There is meaning to life, very much so. The difference is between myself and a religious person is how we define it.
While a Christian may define the "meaning of life" as to live according to God and the Bible, my personal definition is really very different. In my view, the "meaning of life" is to try to get as much out of it as you can before it's gone.
My "meaning of life" is to understand the intricacies of myself and those of others. My "meaning of life" is appreciating and trying to understand different cultures, people, places, feelings, thoughts. My lack of faith has definitely led me to have a far greater understanding for myself and why I "tick," it's forced me to try to understand and interpret people and their motivations, it's allowed me to recognize the beauty in all things and derive pleasure from things most people wouldn't even notice.

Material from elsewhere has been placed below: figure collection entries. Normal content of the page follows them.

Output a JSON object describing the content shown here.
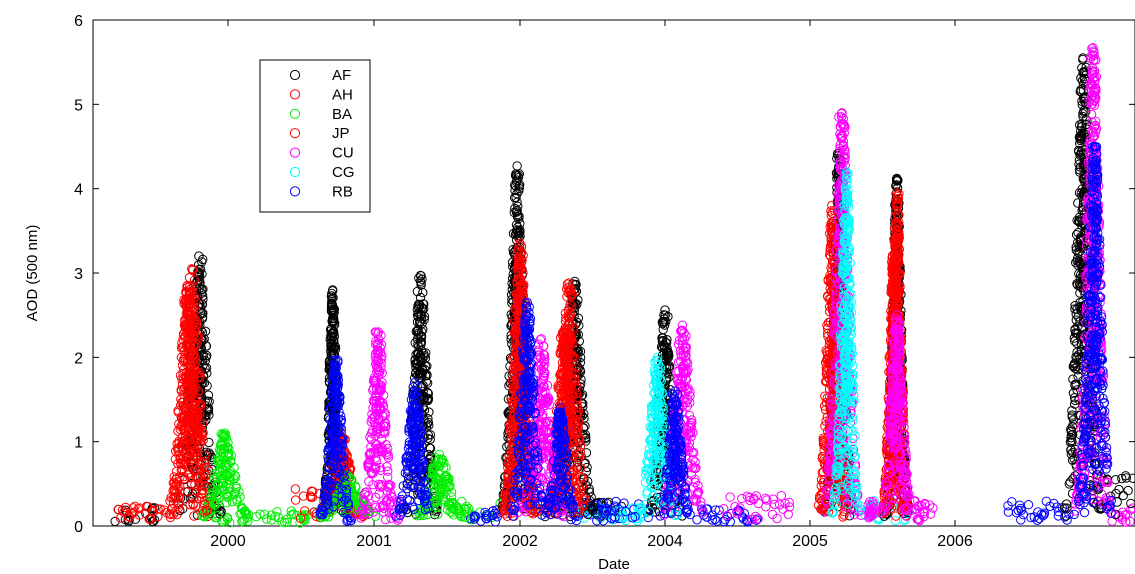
{
  "chart_data": {
    "type": "scatter",
    "title": "",
    "xlabel": "Date",
    "ylabel": "AOD (500 nm)",
    "ylim": [
      0,
      6
    ],
    "yticks": [
      0,
      1,
      2,
      3,
      4,
      5,
      6
    ],
    "x_tick_labels": [
      "2000",
      "2001",
      "2002",
      "2004",
      "2005",
      "2006"
    ],
    "legend_position": "top-left",
    "series": [
      {
        "name": "AF",
        "color": "#000000",
        "peaks": [
          {
            "label": "2000",
            "offset": -0.2,
            "max": 3.2,
            "width": 0.11
          },
          {
            "label": "2000",
            "offset": 0.72,
            "max": 2.8,
            "width": 0.05
          },
          {
            "label": "2001",
            "offset": 0.32,
            "max": 2.97,
            "width": 0.09
          },
          {
            "label": "2002",
            "offset": -0.02,
            "max": 4.27,
            "width": 0.08
          },
          {
            "label": "2004",
            "offset": -0.62,
            "max": 2.9,
            "width": 0.1
          },
          {
            "label": "2004",
            "offset": 0.0,
            "max": 2.56,
            "width": 0.08
          },
          {
            "label": "2005",
            "offset": 0.2,
            "max": 4.42,
            "width": 0.07
          },
          {
            "label": "2006",
            "offset": -0.4,
            "max": 4.12,
            "width": 0.06
          },
          {
            "label": "2006",
            "offset": 0.88,
            "max": 5.55,
            "width": 0.09
          }
        ]
      },
      {
        "name": "AH",
        "color": "#ff0000",
        "peaks": [
          {
            "label": "2000",
            "offset": -0.25,
            "max": 3.05,
            "width": 0.11
          },
          {
            "label": "2000",
            "offset": 0.78,
            "max": 1.1,
            "width": 0.12
          },
          {
            "label": "2002",
            "offset": 0.0,
            "max": 3.35,
            "width": 0.09
          },
          {
            "label": "2004",
            "offset": -0.66,
            "max": 2.88,
            "width": 0.1
          },
          {
            "label": "2005",
            "offset": 0.15,
            "max": 3.8,
            "width": 0.07
          },
          {
            "label": "2006",
            "offset": -0.4,
            "max": 3.95,
            "width": 0.06
          }
        ]
      },
      {
        "name": "BA",
        "color": "#00ee00",
        "peaks": [
          {
            "label": "2000",
            "offset": -0.02,
            "max": 1.1,
            "width": 0.12
          },
          {
            "label": "2000",
            "offset": 0.82,
            "max": 0.6,
            "width": 0.15
          },
          {
            "label": "2001",
            "offset": 0.45,
            "max": 0.85,
            "width": 0.13
          }
        ]
      },
      {
        "name": "JP",
        "color": "#ff0000",
        "peaks": [
          {
            "label": "2000",
            "offset": -0.28,
            "max": 2.85,
            "width": 0.1
          },
          {
            "label": "2002",
            "offset": 0.0,
            "max": 2.7,
            "width": 0.08
          },
          {
            "label": "2004",
            "offset": -0.7,
            "max": 2.3,
            "width": 0.09
          },
          {
            "label": "2005",
            "offset": 0.18,
            "max": 2.75,
            "width": 0.07
          },
          {
            "label": "2006",
            "offset": -0.42,
            "max": 3.4,
            "width": 0.06
          }
        ]
      },
      {
        "name": "CU",
        "color": "#ff00ff",
        "peaks": [
          {
            "label": "2001",
            "offset": 0.03,
            "max": 2.3,
            "width": 0.09
          },
          {
            "label": "2004",
            "offset": -0.85,
            "max": 2.22,
            "width": 0.12
          },
          {
            "label": "2004",
            "offset": 0.12,
            "max": 2.38,
            "width": 0.11
          },
          {
            "label": "2005",
            "offset": 0.22,
            "max": 4.9,
            "width": 0.09
          },
          {
            "label": "2006",
            "offset": -0.4,
            "max": 2.5,
            "width": 0.08
          },
          {
            "label": "2006",
            "offset": 0.95,
            "max": 5.67,
            "width": 0.09
          }
        ]
      },
      {
        "name": "CG",
        "color": "#00ffff",
        "peaks": [
          {
            "label": "2004",
            "offset": -0.05,
            "max": 2.0,
            "width": 0.1
          },
          {
            "label": "2005",
            "offset": 0.25,
            "max": 4.2,
            "width": 0.07
          }
        ]
      },
      {
        "name": "RB",
        "color": "#0000ff",
        "peaks": [
          {
            "label": "2000",
            "offset": 0.74,
            "max": 1.97,
            "width": 0.08
          },
          {
            "label": "2001",
            "offset": 0.28,
            "max": 1.7,
            "width": 0.09
          },
          {
            "label": "2002",
            "offset": 0.05,
            "max": 2.65,
            "width": 0.09
          },
          {
            "label": "2004",
            "offset": -0.72,
            "max": 1.4,
            "width": 0.08
          },
          {
            "label": "2004",
            "offset": 0.07,
            "max": 1.6,
            "width": 0.08
          },
          {
            "label": "2006",
            "offset": 0.96,
            "max": 4.5,
            "width": 0.09
          }
        ]
      }
    ],
    "background_segments": [
      {
        "name": "AF",
        "from": [
          "2000",
          -0.78
        ],
        "to": [
          "2000",
          -0.5
        ],
        "level": 0.15
      },
      {
        "name": "AH",
        "from": [
          "2000",
          -0.78
        ],
        "to": [
          "2000",
          -0.35
        ],
        "level": 0.2
      },
      {
        "name": "BA",
        "from": [
          "2000",
          -0.1
        ],
        "to": [
          "2000",
          0.6
        ],
        "level": 0.12
      },
      {
        "name": "AH",
        "from": [
          "2000",
          0.45
        ],
        "to": [
          "2000",
          0.7
        ],
        "level": 0.3
      },
      {
        "name": "BA",
        "from": [
          "2000",
          0.7
        ],
        "to": [
          "2001",
          -0.35
        ],
        "level": 0.3
      },
      {
        "name": "RB",
        "from": [
          "2000",
          0.85
        ],
        "to": [
          "2001",
          -0.2
        ],
        "level": 0.18
      },
      {
        "name": "CU",
        "from": [
          "2001",
          -0.15
        ],
        "to": [
          "2001",
          0.2
        ],
        "level": 0.2
      },
      {
        "name": "BA",
        "from": [
          "2001",
          0.5
        ],
        "to": [
          "2001",
          0.9
        ],
        "level": 0.2
      },
      {
        "name": "RB",
        "from": [
          "2001",
          0.6
        ],
        "to": [
          "2002",
          -0.15
        ],
        "level": 0.15
      },
      {
        "name": "RB",
        "from": [
          "2002",
          0.35
        ],
        "to": [
          "2002",
          0.9
        ],
        "level": 0.18
      },
      {
        "name": "AF",
        "from": [
          "2002",
          0.7
        ],
        "to": [
          "2004",
          -0.85
        ],
        "level": 0.2
      },
      {
        "name": "CG",
        "from": [
          "2004",
          -0.6
        ],
        "to": [
          "2004",
          -0.15
        ],
        "level": 0.15
      },
      {
        "name": "RB",
        "from": [
          "2004",
          -0.55
        ],
        "to": [
          "2004",
          -0.2
        ],
        "level": 0.2
      },
      {
        "name": "RB",
        "from": [
          "2004",
          0.2
        ],
        "to": [
          "2005",
          -0.35
        ],
        "level": 0.15
      },
      {
        "name": "CU",
        "from": [
          "2004",
          0.4
        ],
        "to": [
          "2005",
          -0.1
        ],
        "level": 0.25
      },
      {
        "name": "CG",
        "from": [
          "2005",
          0.3
        ],
        "to": [
          "2005",
          0.7
        ],
        "level": 0.2
      },
      {
        "name": "CU",
        "from": [
          "2005",
          0.4
        ],
        "to": [
          "2006",
          -0.55
        ],
        "level": 0.2
      },
      {
        "name": "CU",
        "from": [
          "2006",
          -0.3
        ],
        "to": [
          "2006",
          -0.15
        ],
        "level": 0.2
      },
      {
        "name": "RB",
        "from": [
          "2006",
          0.35
        ],
        "to": [
          "2006",
          0.8
        ],
        "level": 0.2
      },
      {
        "name": "CU",
        "from": [
          "2006",
          1.05
        ],
        "to": [
          "2006",
          1.3
        ],
        "level": 0.15
      },
      {
        "name": "AF",
        "from": [
          "2006",
          1.0
        ],
        "to": [
          "2006",
          1.25
        ],
        "level": 0.4
      }
    ]
  }
}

It's a liberation, a freedom, a kind of slowly-acquired wisdom and a never-faltering compassion for humanity-- that, to me, is the meaning of life.

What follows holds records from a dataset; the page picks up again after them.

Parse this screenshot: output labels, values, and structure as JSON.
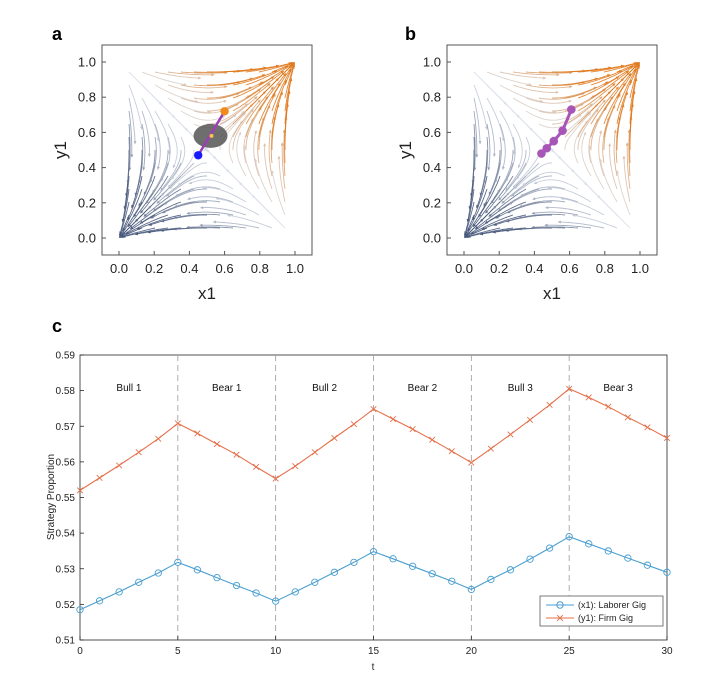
{
  "panels": {
    "a": {
      "label": "a",
      "xlabel": "x1",
      "ylabel": "y1",
      "xticks": [
        "0.0",
        "0.2",
        "0.4",
        "0.6",
        "0.8",
        "1.0"
      ],
      "yticks": [
        "0.0",
        "0.2",
        "0.4",
        "0.6",
        "0.8",
        "1.0"
      ],
      "equilibrium": [
        0.5,
        0.5
      ],
      "colors": {
        "left": "#4a5a7c",
        "mid": "#d8dee8",
        "right": "#e07a1f"
      },
      "trajectory": {
        "start": [
          0.6,
          0.72
        ],
        "end": [
          0.45,
          0.47
        ],
        "start_color": "#f18a1c",
        "end_color": "#1a1aff",
        "line_color": "#9b3fb5",
        "ellipse_center": [
          0.52,
          0.58
        ],
        "ellipse_color": "#555555"
      }
    },
    "b": {
      "label": "b",
      "xlabel": "x1",
      "ylabel": "y1",
      "xticks": [
        "0.0",
        "0.2",
        "0.4",
        "0.6",
        "0.8",
        "1.0"
      ],
      "yticks": [
        "0.0",
        "0.2",
        "0.4",
        "0.6",
        "0.8",
        "1.0"
      ],
      "equilibrium": [
        0.5,
        0.5
      ],
      "colors": {
        "left": "#4a5a7c",
        "mid": "#d8dee8",
        "right": "#e07a1f"
      },
      "trajectory": {
        "points": [
          [
            0.44,
            0.48
          ],
          [
            0.47,
            0.51
          ],
          [
            0.51,
            0.55
          ],
          [
            0.56,
            0.61
          ],
          [
            0.61,
            0.73
          ]
        ],
        "color": "#a855b8"
      }
    },
    "c": {
      "label": "c"
    }
  },
  "chart_data": {
    "type": "line",
    "title": "",
    "xlabel": "t",
    "ylabel": "Strategy Proportion",
    "xlim": [
      0,
      30
    ],
    "ylim": [
      0.51,
      0.59
    ],
    "xticks": [
      0,
      5,
      10,
      15,
      20,
      25,
      30
    ],
    "yticks": [
      0.51,
      0.52,
      0.53,
      0.54,
      0.55,
      0.56,
      0.57,
      0.58,
      0.59
    ],
    "ytick_labels": [
      "0.51",
      "0.52",
      "0.53",
      "0.54",
      "0.55",
      "0.56",
      "0.57",
      "0.58",
      "0.59"
    ],
    "phase_boundaries": [
      5,
      10,
      15,
      20,
      25
    ],
    "phases": [
      {
        "label": "Bull 1",
        "x": 2.5
      },
      {
        "label": "Bear 1",
        "x": 7.5
      },
      {
        "label": "Bull 2",
        "x": 12.5
      },
      {
        "label": "Bear 2",
        "x": 17.5
      },
      {
        "label": "Bull 3",
        "x": 22.5
      },
      {
        "label": "Bear 3",
        "x": 27.5
      }
    ],
    "legend_position": "bottom-right",
    "series": [
      {
        "name": "(x1): Laborer Gig",
        "marker": "circle",
        "color": "#4a9fd0",
        "x": [
          0,
          1,
          2,
          3,
          4,
          5,
          6,
          7,
          8,
          9,
          10,
          11,
          12,
          13,
          14,
          15,
          16,
          17,
          18,
          19,
          20,
          21,
          22,
          23,
          24,
          25,
          26,
          27,
          28,
          29,
          30
        ],
        "values": [
          0.5185,
          0.521,
          0.5235,
          0.5262,
          0.5288,
          0.5318,
          0.5297,
          0.5275,
          0.5253,
          0.5232,
          0.5209,
          0.5235,
          0.5262,
          0.529,
          0.5318,
          0.5348,
          0.5328,
          0.5307,
          0.5286,
          0.5265,
          0.5242,
          0.527,
          0.5297,
          0.5327,
          0.5358,
          0.539,
          0.537,
          0.535,
          0.533,
          0.531,
          0.529
        ]
      },
      {
        "name": "(y1): Firm Gig",
        "marker": "x",
        "color": "#e4704a",
        "x": [
          0,
          1,
          2,
          3,
          4,
          5,
          6,
          7,
          8,
          9,
          10,
          11,
          12,
          13,
          14,
          15,
          16,
          17,
          18,
          19,
          20,
          21,
          22,
          23,
          24,
          25,
          26,
          27,
          28,
          29,
          30
        ],
        "values": [
          0.552,
          0.5555,
          0.559,
          0.5627,
          0.5665,
          0.5708,
          0.568,
          0.565,
          0.562,
          0.5586,
          0.5553,
          0.5588,
          0.5627,
          0.5667,
          0.5706,
          0.5748,
          0.572,
          0.5692,
          0.5662,
          0.563,
          0.5598,
          0.5637,
          0.5677,
          0.5718,
          0.576,
          0.5805,
          0.5781,
          0.5755,
          0.5725,
          0.5697,
          0.5667
        ]
      }
    ]
  }
}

I'm not trying to say religious people don't feel the same way I do, but I don't quite think it's the same thing. The meaning of my life is to live and wholly experience every moment of it, without guilt, without trying to appeal to pre-destiny, without trying to strive for an afterlife that has never been proven to exist. How can you do that with a god over your shoulder all the time? How can you do that with a pre-defined rule set in the back of your mind? Truly?
I guess maybe I operate on a very instinctual level, a lot of my values and meanings in life are quite tribal-- "living for the full vicious experience." And I think a lot of that is lost when it comes to religion trying to define the meaning of life, because it just doesn't hammer in that this one is just as important as the next (if you believe in the next, anyway).